Secondly, on the IV vs RV ratio, Ethereum was terribly bearish. Historically, RV superseding IV bears a negative effect on the market. In this case, the metric has been in a bearish state since the beginning of June. In fact, the pace at which RV is rising, if not restrained, could reach the April 2020 Covid-19 crash levels.
Is this just a short-term downtrend?
No. This behavior isn’t a simple short-term downtrend since other major on-chain metrics display positive signs across the board. Exchange net flow volumes and developer activity exhibit healthy market signals. Additionally, Coin Days Destroyed have been consistently low, which meant that no older coins were being sold. The trade was observed to be regular in nature, that is, the day-to-day trading volumes did not hint at any flick.

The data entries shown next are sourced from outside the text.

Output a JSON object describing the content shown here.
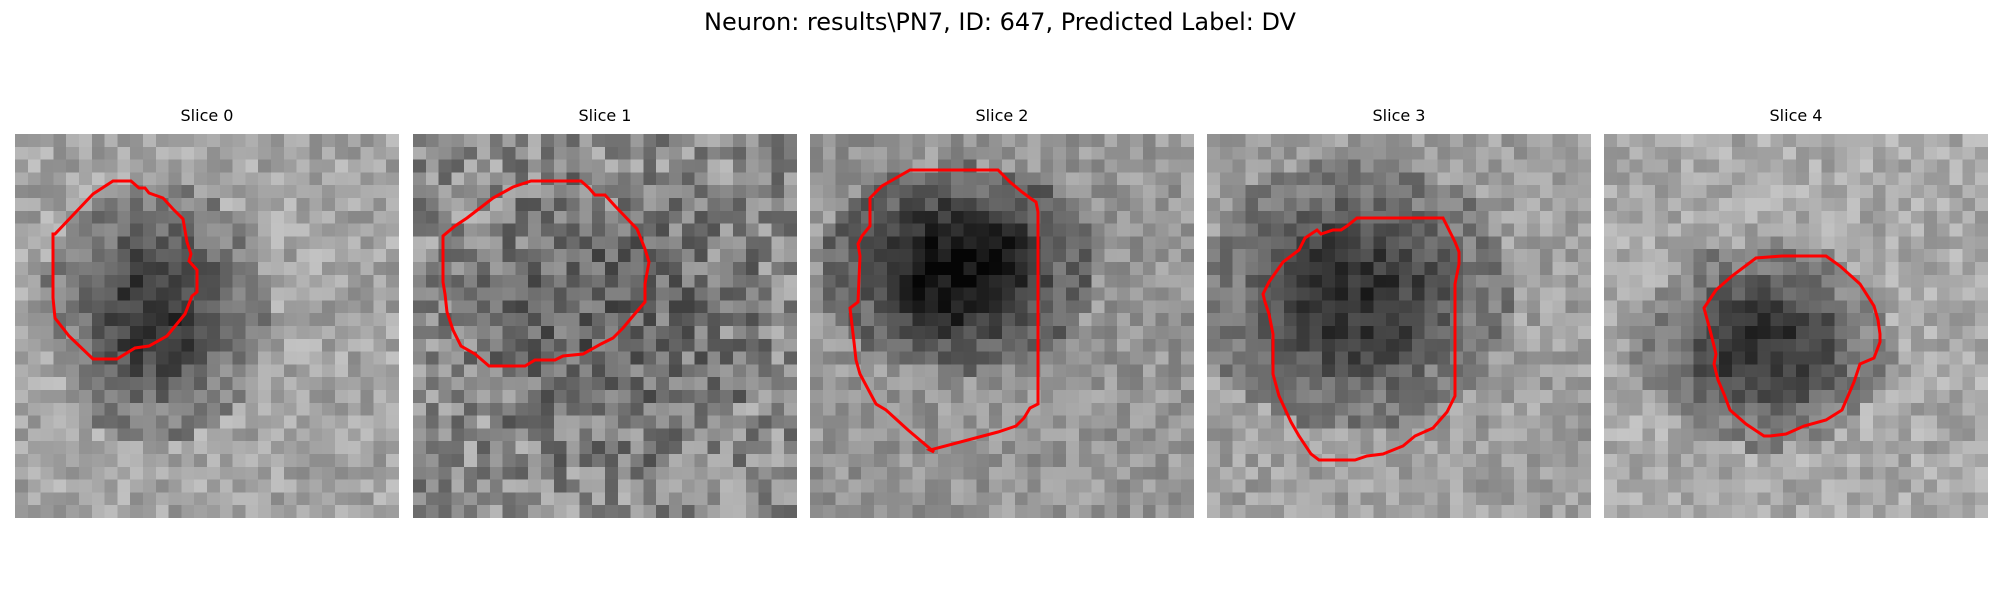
{
  "suptitle": "Neuron: results\\PN7, ID: 647, Predicted Label: DV",
  "accent_color": "#ff0000",
  "slices": [
    {
      "title": "Slice 0"
    },
    {
      "title": "Slice 1"
    },
    {
      "title": "Slice 2"
    },
    {
      "title": "Slice 3"
    },
    {
      "title": "Slice 4"
    }
  ]
}
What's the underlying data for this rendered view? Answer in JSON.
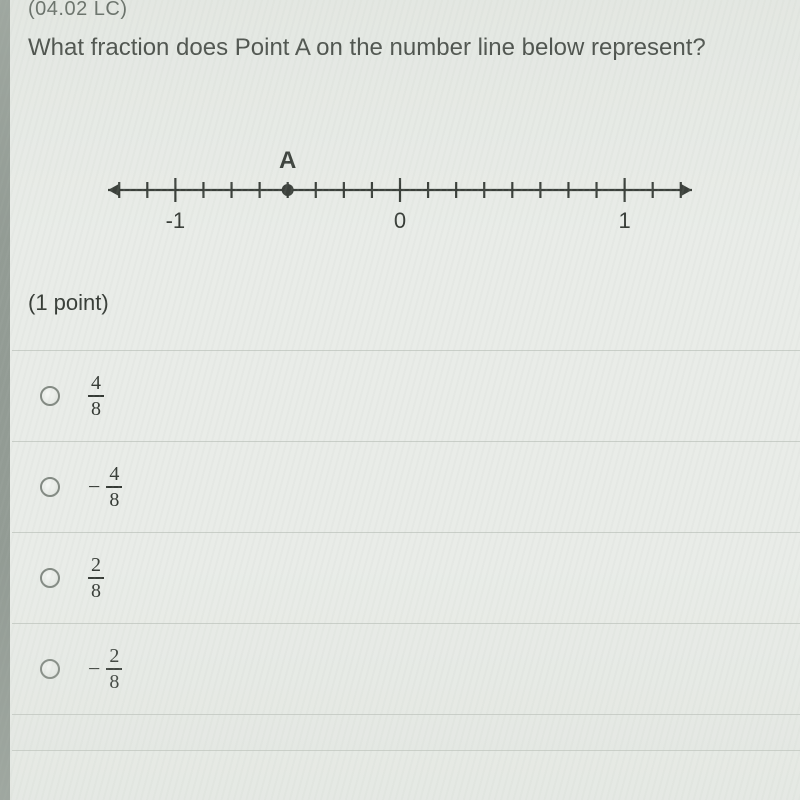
{
  "header_code": "(04.02 LC)",
  "question": "What fraction does Point A on the number line below represent?",
  "points_label": "(1 point)",
  "number_line": {
    "min": -1.3,
    "max": 1.3,
    "major_ticks": [
      -1,
      0,
      1
    ],
    "major_labels": [
      "-1",
      "0",
      "1"
    ],
    "minor_step_denom": 8,
    "point_label": "A",
    "point_value": -0.5,
    "axis_color": "#2b302b",
    "label_color": "#2b302b",
    "label_fontsize": 22,
    "point_label_fontsize": 24,
    "tick_major_half": 12,
    "tick_minor_half": 8,
    "line_width": 2.2,
    "arrow_size": 12,
    "point_radius": 6
  },
  "answers": [
    {
      "sign": "",
      "num": "4",
      "den": "8"
    },
    {
      "sign": "-",
      "num": "4",
      "den": "8"
    },
    {
      "sign": "",
      "num": "2",
      "den": "8"
    },
    {
      "sign": "-",
      "num": "2",
      "den": "8"
    }
  ],
  "colors": {
    "background": "#e9ece8",
    "text": "#2d322d",
    "divider": "#c7ccc6",
    "radio_border": "#7d847d"
  }
}
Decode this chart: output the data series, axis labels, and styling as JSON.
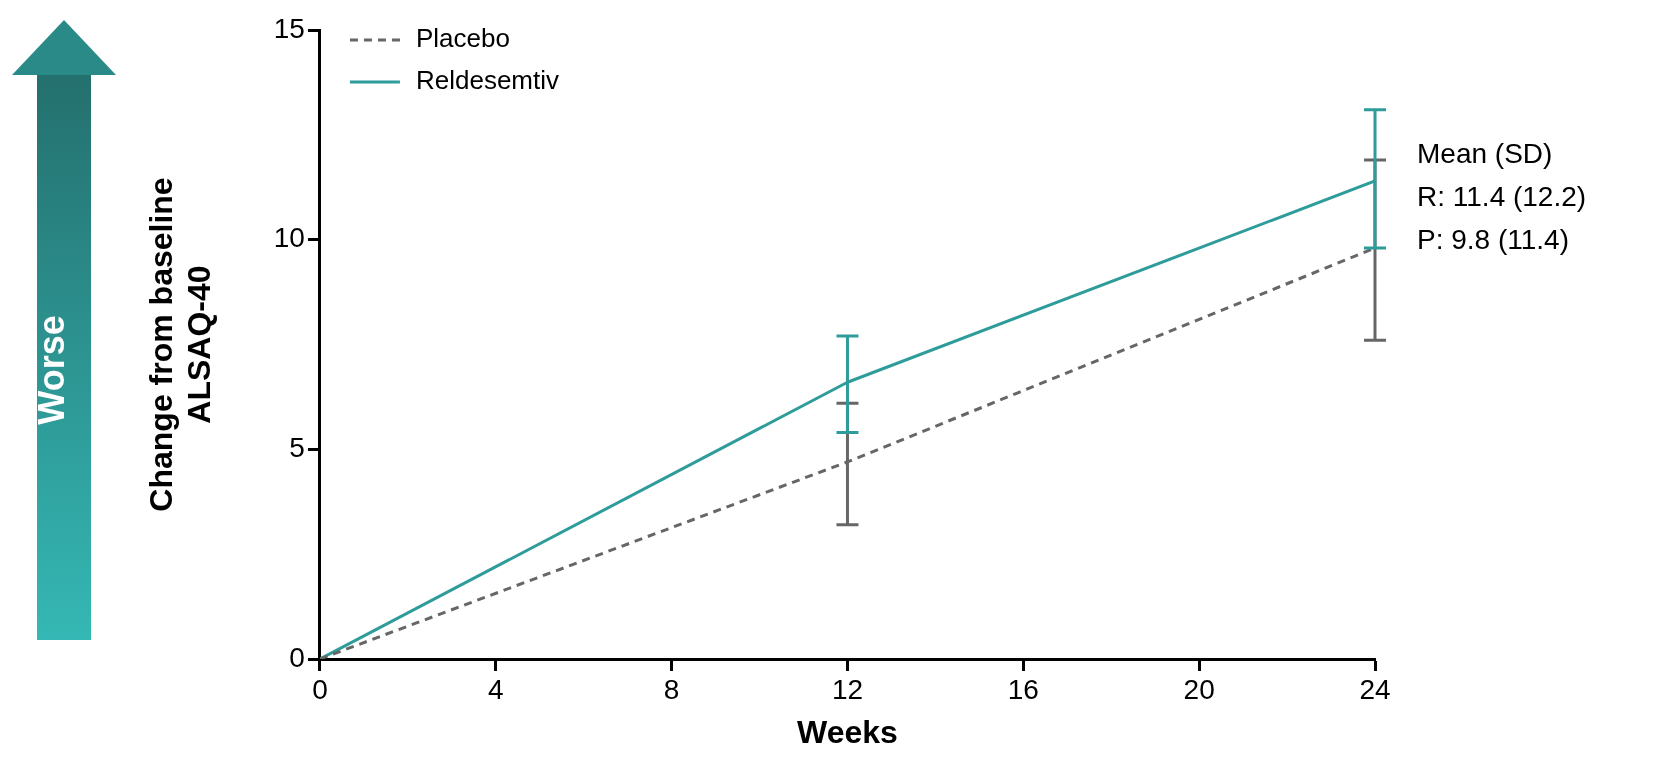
{
  "chart_data": {
    "type": "line",
    "xlabel": "Weeks",
    "ylabel": "Change from baseline\nALSAQ-40",
    "x": [
      0,
      12,
      24
    ],
    "xlim": [
      0,
      24
    ],
    "xticks": [
      0,
      4,
      8,
      12,
      16,
      20,
      24
    ],
    "ylim": [
      0,
      15
    ],
    "yticks": [
      0,
      5,
      10,
      15
    ],
    "grid": false,
    "legend": "top left",
    "marker": "none",
    "series": [
      {
        "name": "Placebo",
        "color": "#666666",
        "line_style": "dashed",
        "values": [
          0,
          4.7,
          9.8
        ],
        "errors": [
          null,
          [
            3.2,
            6.1
          ],
          [
            7.6,
            11.9
          ]
        ]
      },
      {
        "name": "Reldesemtiv",
        "color": "#2e9c9a",
        "line_style": "solid",
        "values": [
          0,
          6.6,
          11.4
        ],
        "errors": [
          null,
          [
            5.4,
            7.7
          ],
          [
            9.8,
            13.1
          ]
        ]
      }
    ],
    "annotations": [
      "Worse",
      "Mean (SD)",
      "R: 11.4 (12.2)",
      "P: 9.8 (11.4)"
    ]
  }
}
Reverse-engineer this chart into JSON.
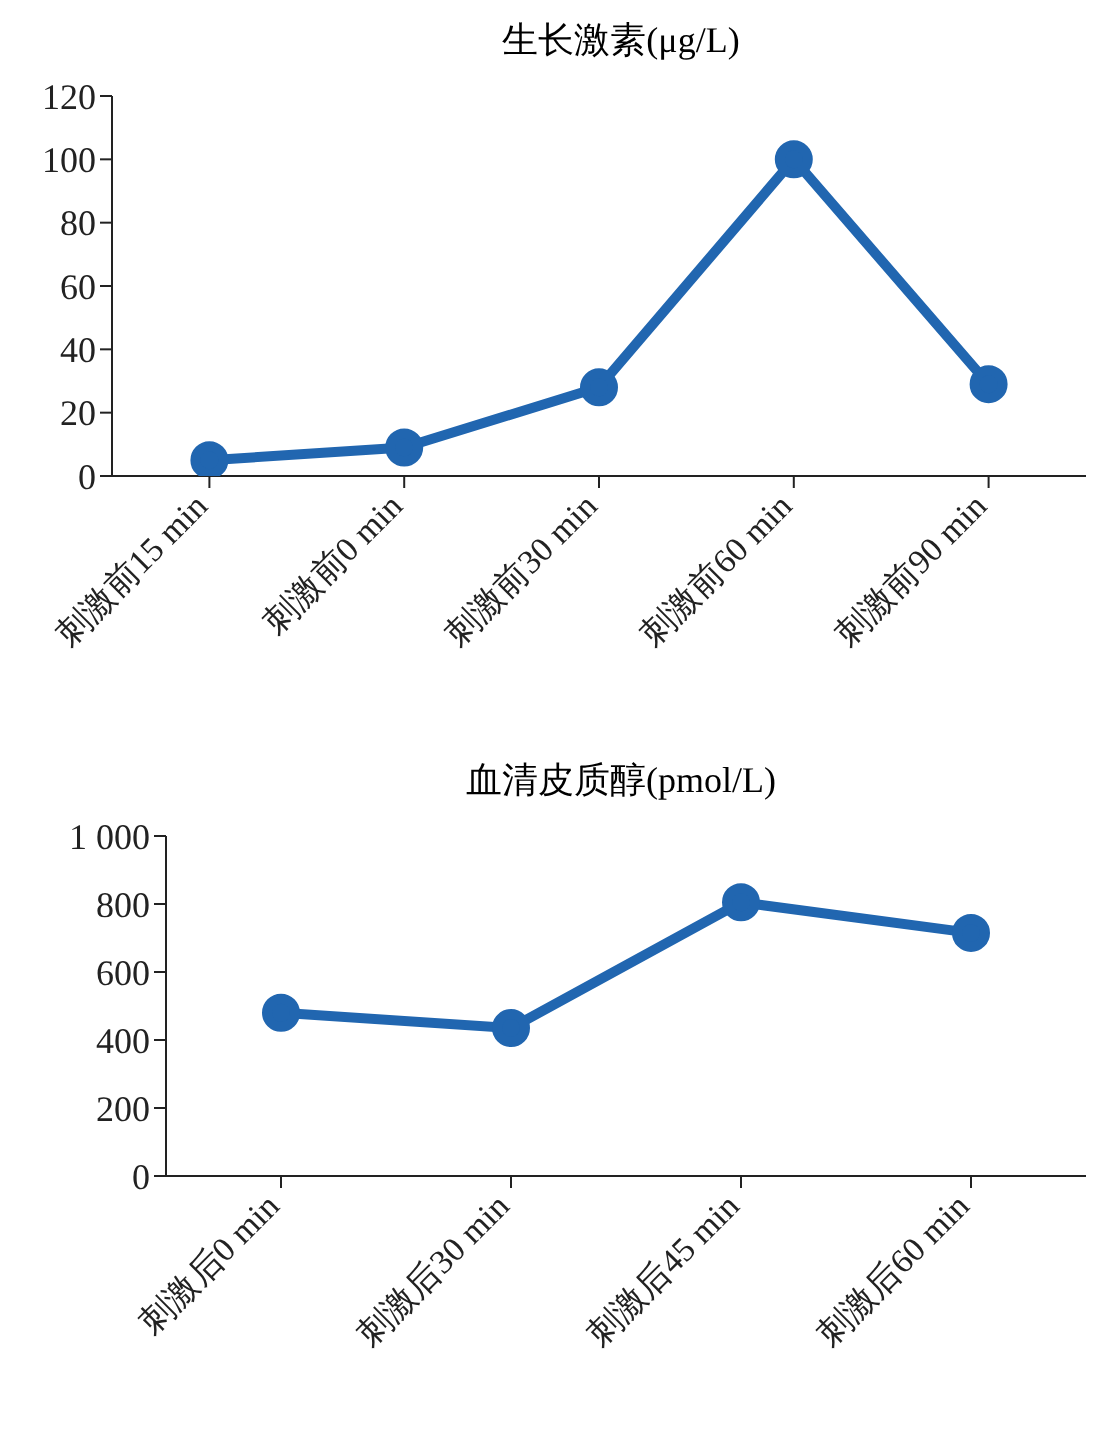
{
  "chart_data": [
    {
      "type": "line",
      "title": "生长激素(μg/L)",
      "categories": [
        "刺激前15 min",
        "刺激前0 min",
        "刺激前30 min",
        "刺激前60 min",
        "刺激前90 min"
      ],
      "series": [
        {
          "color": "#2166b0",
          "values": [
            5,
            9,
            28,
            100,
            29
          ]
        }
      ],
      "ylim": [
        0,
        120
      ],
      "yticks": [
        0,
        20,
        40,
        60,
        80,
        100,
        120
      ],
      "grid": false,
      "legend": false,
      "marker": "circle",
      "line_style": "solid"
    },
    {
      "type": "line",
      "title": "血清皮质醇(pmol/L)",
      "categories": [
        "刺激后0 min",
        "刺激后30 min",
        "刺激后45 min",
        "刺激后60 min"
      ],
      "series": [
        {
          "color": "#2166b0",
          "values": [
            480,
            435,
            805,
            715
          ]
        }
      ],
      "ylim": [
        0,
        1000
      ],
      "yticks": [
        0,
        200,
        400,
        600,
        800,
        {
          "value": 1000,
          "label": "1 000"
        }
      ],
      "grid": false,
      "legend": false,
      "marker": "circle",
      "line_style": "solid"
    }
  ]
}
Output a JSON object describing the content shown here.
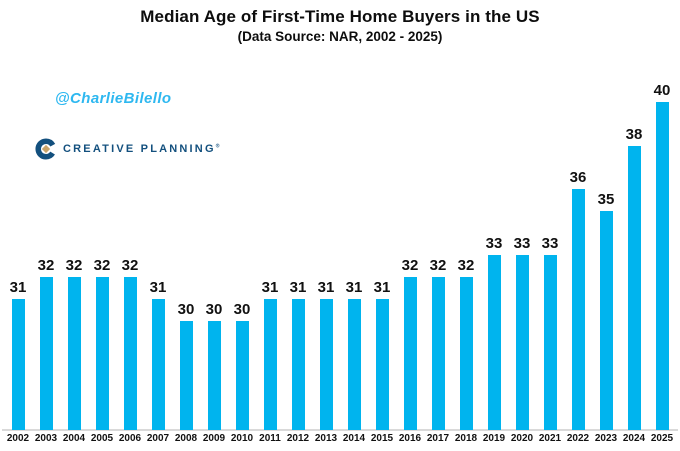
{
  "header": {
    "title": "Median Age of First-Time Home Buyers in the US",
    "subtitle": "(Data Source: NAR, 2002 - 2025)"
  },
  "watermark": "@CharlieBilello",
  "logo": {
    "text": "CREATIVE PLANNING",
    "trademark": "®"
  },
  "colors": {
    "bar": "#00b4ee",
    "watermark": "#2eb8f0",
    "logo_navy": "#13507e",
    "logo_gold": "#c9a469",
    "axis_line": "#d9d9d9",
    "text": "#0d0d0d"
  },
  "chart_data": {
    "type": "bar",
    "title": "Median Age of First-Time Home Buyers in the US",
    "subtitle": "(Data Source: NAR, 2002 - 2025)",
    "categories": [
      "2002",
      "2003",
      "2004",
      "2005",
      "2006",
      "2007",
      "2008",
      "2009",
      "2010",
      "2011",
      "2012",
      "2013",
      "2014",
      "2015",
      "2016",
      "2017",
      "2018",
      "2019",
      "2020",
      "2021",
      "2022",
      "2023",
      "2024",
      "2025"
    ],
    "values": [
      31,
      32,
      32,
      32,
      32,
      31,
      30,
      30,
      30,
      31,
      31,
      31,
      31,
      31,
      32,
      32,
      32,
      33,
      33,
      33,
      36,
      35,
      38,
      40
    ],
    "xlabel": "",
    "ylabel": "",
    "ylim": [
      25,
      41
    ],
    "grid": false,
    "legend": false,
    "data_labels": true,
    "bar_color": "#00b4ee"
  }
}
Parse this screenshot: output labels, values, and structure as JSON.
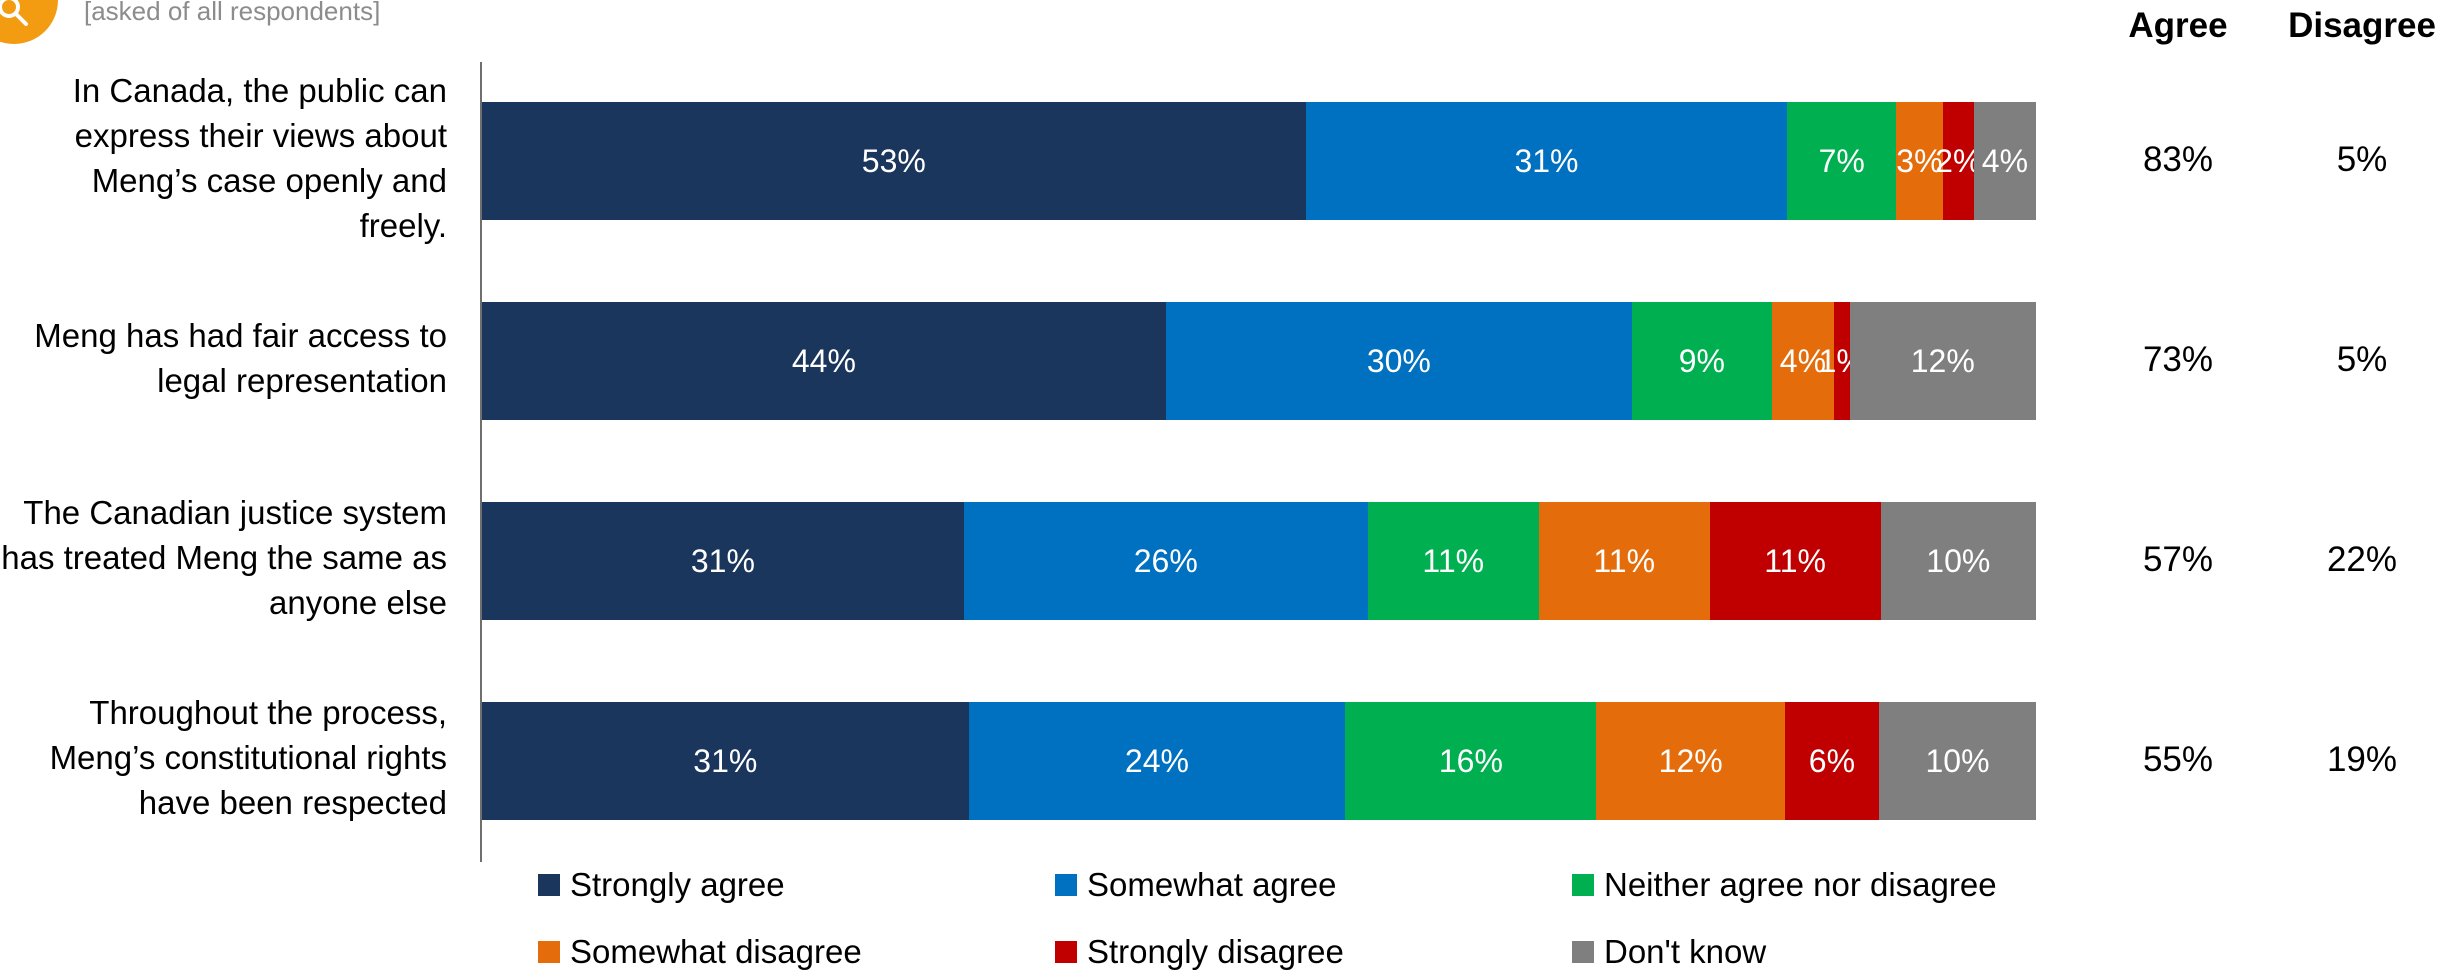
{
  "subtitle": "[asked of all respondents]",
  "columns": {
    "agree": "Agree",
    "disagree": "Disagree"
  },
  "chart_data": {
    "type": "bar",
    "orientation": "horizontal",
    "stacked": true,
    "xlim": [
      0,
      100
    ],
    "legend_position": "bottom",
    "categories": [
      "In Canada, the public can express their views about Meng’s case openly and freely.",
      "Meng has had fair access to legal representation",
      "The Canadian justice system has treated Meng the same as anyone else",
      "Throughout the process, Meng’s constitutional rights have been respected"
    ],
    "series": [
      {
        "name": "Strongly agree",
        "color": "#1b365d",
        "values": [
          53,
          44,
          31,
          31
        ]
      },
      {
        "name": "Somewhat agree",
        "color": "#0070c0",
        "values": [
          31,
          30,
          26,
          24
        ]
      },
      {
        "name": "Neither agree nor disagree",
        "color": "#00b050",
        "values": [
          7,
          9,
          11,
          16
        ]
      },
      {
        "name": "Somewhat disagree",
        "color": "#e46c0a",
        "values": [
          3,
          4,
          11,
          12
        ]
      },
      {
        "name": "Strongly disagree",
        "color": "#c00000",
        "values": [
          2,
          1,
          11,
          6
        ]
      },
      {
        "name": "Don't know",
        "color": "#7f7f7f",
        "values": [
          4,
          12,
          10,
          10
        ]
      }
    ],
    "summary": {
      "agree": [
        "83%",
        "73%",
        "57%",
        "55%"
      ],
      "disagree": [
        "5%",
        "5%",
        "22%",
        "19%"
      ]
    }
  }
}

The change in investor sentiment primarily comes from the investors and the community itself. For Ethereum, Social Volumes have been falling for a while now. At the time of this report, these volumes had reached a 3-month low which showed how skeptical investors were.
Lastly, a look at the NUPL chart displays the exact emotion the market is experiencing. The metric fell to its lowest this year, in June and at the moment, it was heading back there. Even though anxiety isn’t necessarily the worst sentiment for the market. It is, however, proof of where the investors stand.